9/11 changed everything — or did it?

According to a recent Pew poll, 97 percent of American adults said they remember where they were when the Sept. 11, 2001, attacks occurred.

I sure do: I was teaching an introductory course in American government. When I left for class, television stations were reporting that a commercial plane apparently crashed by accident into one of the Twin Towers in Downtown Manhattan; by the time class ended, both towers had fallen and the Pentagon was in flames.

There will be many tributes this week and next to those who died 10 years ago. We will revisit the horror, the sorrow, and the shock of the attacks. Wreaths will be laid, speeches given. But as we pause a decade later to honor the dead, will we stop to more fully consider how the intervening 10 years transformed us as a nation?

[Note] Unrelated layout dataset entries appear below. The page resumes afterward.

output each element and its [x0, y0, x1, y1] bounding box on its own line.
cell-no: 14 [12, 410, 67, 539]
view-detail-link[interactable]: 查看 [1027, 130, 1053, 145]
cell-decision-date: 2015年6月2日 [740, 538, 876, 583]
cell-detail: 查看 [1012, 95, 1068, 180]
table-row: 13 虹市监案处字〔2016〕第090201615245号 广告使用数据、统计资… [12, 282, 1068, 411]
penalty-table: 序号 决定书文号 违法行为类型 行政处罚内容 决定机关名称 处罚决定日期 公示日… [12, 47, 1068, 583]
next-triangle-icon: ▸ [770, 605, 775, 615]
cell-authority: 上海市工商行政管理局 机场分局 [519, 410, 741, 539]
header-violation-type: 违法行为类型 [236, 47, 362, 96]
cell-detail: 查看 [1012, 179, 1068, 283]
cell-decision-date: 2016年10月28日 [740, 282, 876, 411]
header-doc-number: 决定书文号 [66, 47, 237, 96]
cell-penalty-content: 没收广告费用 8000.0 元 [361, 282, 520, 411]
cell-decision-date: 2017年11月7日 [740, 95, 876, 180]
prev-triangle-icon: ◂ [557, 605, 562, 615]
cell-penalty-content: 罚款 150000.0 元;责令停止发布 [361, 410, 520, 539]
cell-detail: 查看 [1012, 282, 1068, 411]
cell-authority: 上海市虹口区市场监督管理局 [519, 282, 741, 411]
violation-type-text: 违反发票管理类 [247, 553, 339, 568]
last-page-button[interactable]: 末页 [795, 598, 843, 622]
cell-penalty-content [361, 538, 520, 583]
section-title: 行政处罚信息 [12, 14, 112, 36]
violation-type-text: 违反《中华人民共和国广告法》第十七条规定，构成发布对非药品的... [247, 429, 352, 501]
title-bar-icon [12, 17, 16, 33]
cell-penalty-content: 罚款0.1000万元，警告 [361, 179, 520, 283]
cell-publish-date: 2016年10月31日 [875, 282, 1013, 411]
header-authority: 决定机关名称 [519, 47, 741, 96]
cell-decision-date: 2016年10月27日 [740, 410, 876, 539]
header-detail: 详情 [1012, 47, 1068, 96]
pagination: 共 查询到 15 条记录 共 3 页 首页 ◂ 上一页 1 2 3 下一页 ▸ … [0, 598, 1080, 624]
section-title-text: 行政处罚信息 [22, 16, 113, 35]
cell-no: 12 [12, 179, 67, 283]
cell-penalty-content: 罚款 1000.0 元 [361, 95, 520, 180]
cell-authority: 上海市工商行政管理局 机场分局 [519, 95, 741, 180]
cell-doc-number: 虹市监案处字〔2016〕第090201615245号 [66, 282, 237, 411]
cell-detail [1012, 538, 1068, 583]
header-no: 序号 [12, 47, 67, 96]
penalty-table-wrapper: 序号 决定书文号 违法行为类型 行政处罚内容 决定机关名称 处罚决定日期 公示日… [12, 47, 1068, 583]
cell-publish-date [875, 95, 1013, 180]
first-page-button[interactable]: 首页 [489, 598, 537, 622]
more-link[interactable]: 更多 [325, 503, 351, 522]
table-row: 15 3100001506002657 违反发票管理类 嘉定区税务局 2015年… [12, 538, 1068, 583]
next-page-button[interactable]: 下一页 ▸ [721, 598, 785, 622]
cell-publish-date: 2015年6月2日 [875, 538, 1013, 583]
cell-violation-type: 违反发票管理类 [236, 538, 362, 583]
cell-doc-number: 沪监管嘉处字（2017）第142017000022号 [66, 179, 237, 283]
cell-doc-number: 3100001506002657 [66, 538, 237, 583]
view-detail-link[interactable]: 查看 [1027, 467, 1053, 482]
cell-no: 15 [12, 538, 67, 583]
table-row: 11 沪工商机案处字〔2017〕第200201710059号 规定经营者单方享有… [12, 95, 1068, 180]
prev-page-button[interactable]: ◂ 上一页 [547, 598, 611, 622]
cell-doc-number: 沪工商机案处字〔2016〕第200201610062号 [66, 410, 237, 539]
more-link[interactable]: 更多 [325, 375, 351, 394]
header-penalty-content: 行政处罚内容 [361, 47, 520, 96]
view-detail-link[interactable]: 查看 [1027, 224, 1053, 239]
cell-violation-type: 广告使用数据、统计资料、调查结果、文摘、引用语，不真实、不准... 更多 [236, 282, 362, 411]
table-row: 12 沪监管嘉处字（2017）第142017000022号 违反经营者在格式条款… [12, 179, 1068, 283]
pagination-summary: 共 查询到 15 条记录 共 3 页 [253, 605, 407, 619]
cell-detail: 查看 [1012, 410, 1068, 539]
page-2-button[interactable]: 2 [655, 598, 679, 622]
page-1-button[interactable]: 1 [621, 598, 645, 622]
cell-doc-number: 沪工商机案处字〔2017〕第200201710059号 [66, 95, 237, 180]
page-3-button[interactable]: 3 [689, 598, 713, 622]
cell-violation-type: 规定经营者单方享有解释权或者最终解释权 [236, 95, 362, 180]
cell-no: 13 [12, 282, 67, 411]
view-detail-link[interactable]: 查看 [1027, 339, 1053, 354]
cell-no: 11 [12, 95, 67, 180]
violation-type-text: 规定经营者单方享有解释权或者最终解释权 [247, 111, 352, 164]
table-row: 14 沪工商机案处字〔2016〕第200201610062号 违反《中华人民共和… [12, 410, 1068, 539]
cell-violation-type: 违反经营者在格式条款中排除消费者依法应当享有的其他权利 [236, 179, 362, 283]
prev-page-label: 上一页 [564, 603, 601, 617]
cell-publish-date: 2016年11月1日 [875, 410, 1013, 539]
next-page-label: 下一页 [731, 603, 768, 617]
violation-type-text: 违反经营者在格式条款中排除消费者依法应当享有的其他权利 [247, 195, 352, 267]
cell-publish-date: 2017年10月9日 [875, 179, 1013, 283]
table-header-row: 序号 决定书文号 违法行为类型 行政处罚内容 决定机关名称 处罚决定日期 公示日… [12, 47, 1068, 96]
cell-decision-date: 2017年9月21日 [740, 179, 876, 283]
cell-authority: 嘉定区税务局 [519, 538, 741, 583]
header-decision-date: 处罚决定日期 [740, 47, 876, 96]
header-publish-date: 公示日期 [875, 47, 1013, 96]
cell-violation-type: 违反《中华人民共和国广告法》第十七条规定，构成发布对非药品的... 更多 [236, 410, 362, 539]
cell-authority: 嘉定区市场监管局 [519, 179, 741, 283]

We have become more cautious and suspicious, and there is evidence beyond the heightened security at airports. Most of us raised little to no objection to government searches of our phone records, or to increased electronic and video surveillance. Our passports now have embedded tracking devices. Freedom and privacy are often at odds with security, but never has that trade-off been made as plain as during the past decade.

Pre-Sept. 11 fears about border security have also escalated. In a nation that has long prided itself on welcoming the world's immigrants, many Americans now seem less certain about retaining our role as the beacon to which the world is drawn. Outsiders suddenly seem more exotic and, by extension, more threatening. There is loose, unfounded talk about surreptitious plans to impose Sharia law within America.

We also seem more unsure about the proper forward posture we should take around the globe. In terms of force, we have hardly hesitated to prosecute war or initiate violence. In the past year we have deployed killer drones in at least six nations: Iraq and Afghanistan, of course, but also Yemen, Somalia, Libya and Pakistan. At the same time, within a few short years after the fateful attacks, Americans scarred by the Bush administration's unnecessary and costly invasion of Iraq quickly have developed a rather low tolerance for full-scale war.

Sacrifice? The refusal to roll back President George W. Bush's pre- and post-Sept. 11 tax cuts, and President Barack Obama's later extension of those cuts, testifies to our unwillingness to bear the financial burden of paying for wars, be they covert or declared. Tributes that require words but not dollars cheapen talk of sacrifice, especially when defense spending nearly doubled during the past decade without the taxes to pay for it — an explosion in both the size of government and its debts curiously overlooked by tea party types. Slapping a "Support the troops" bumper sticker on a gas-guzzling SUV is patriotism on discount.

We pointed fingers at each other, too. With cause, liberals reminded conservatives that, sure, freedom isn't free — but that doesn't mean we ought to trample on our liberties in order to save them. With cause, conservatives reminded liberals that even if only a tiny fraction of Muslims become terrorists, that doesn't mean we should turn a blind, culturally relativist eye to the fact that in too many Islamic countries, women are regarded as second-class citizens. Neither side is without blame; both ought to know better.

We hear constantly that the Sept. 11 attacks "changed everything." But did they, really? Yes, much about our country and our citizenry changed. But not everything.

We briefly became a more unified people, but there is ample evidence that we are as divided today as ever. The attacks made us rethink our place in the world, but we remain the planet's lone superpower and continue to flex our hegemonic muscles accordingly. According to Pew, after the attacks, slightly more than half of Americans supported sacrificing civil liberties for security, whereas now slightly more than half hold the opposing view — but, overall, we remain split on the question of how to simultaneously protect ourselves and our values.

As we take time out in the coming days to remember that fateful, horrible day and to honor those who died, keep in mind that, for better or worse, Sept. 11 did change us — but not nearly as much as we might like to believe.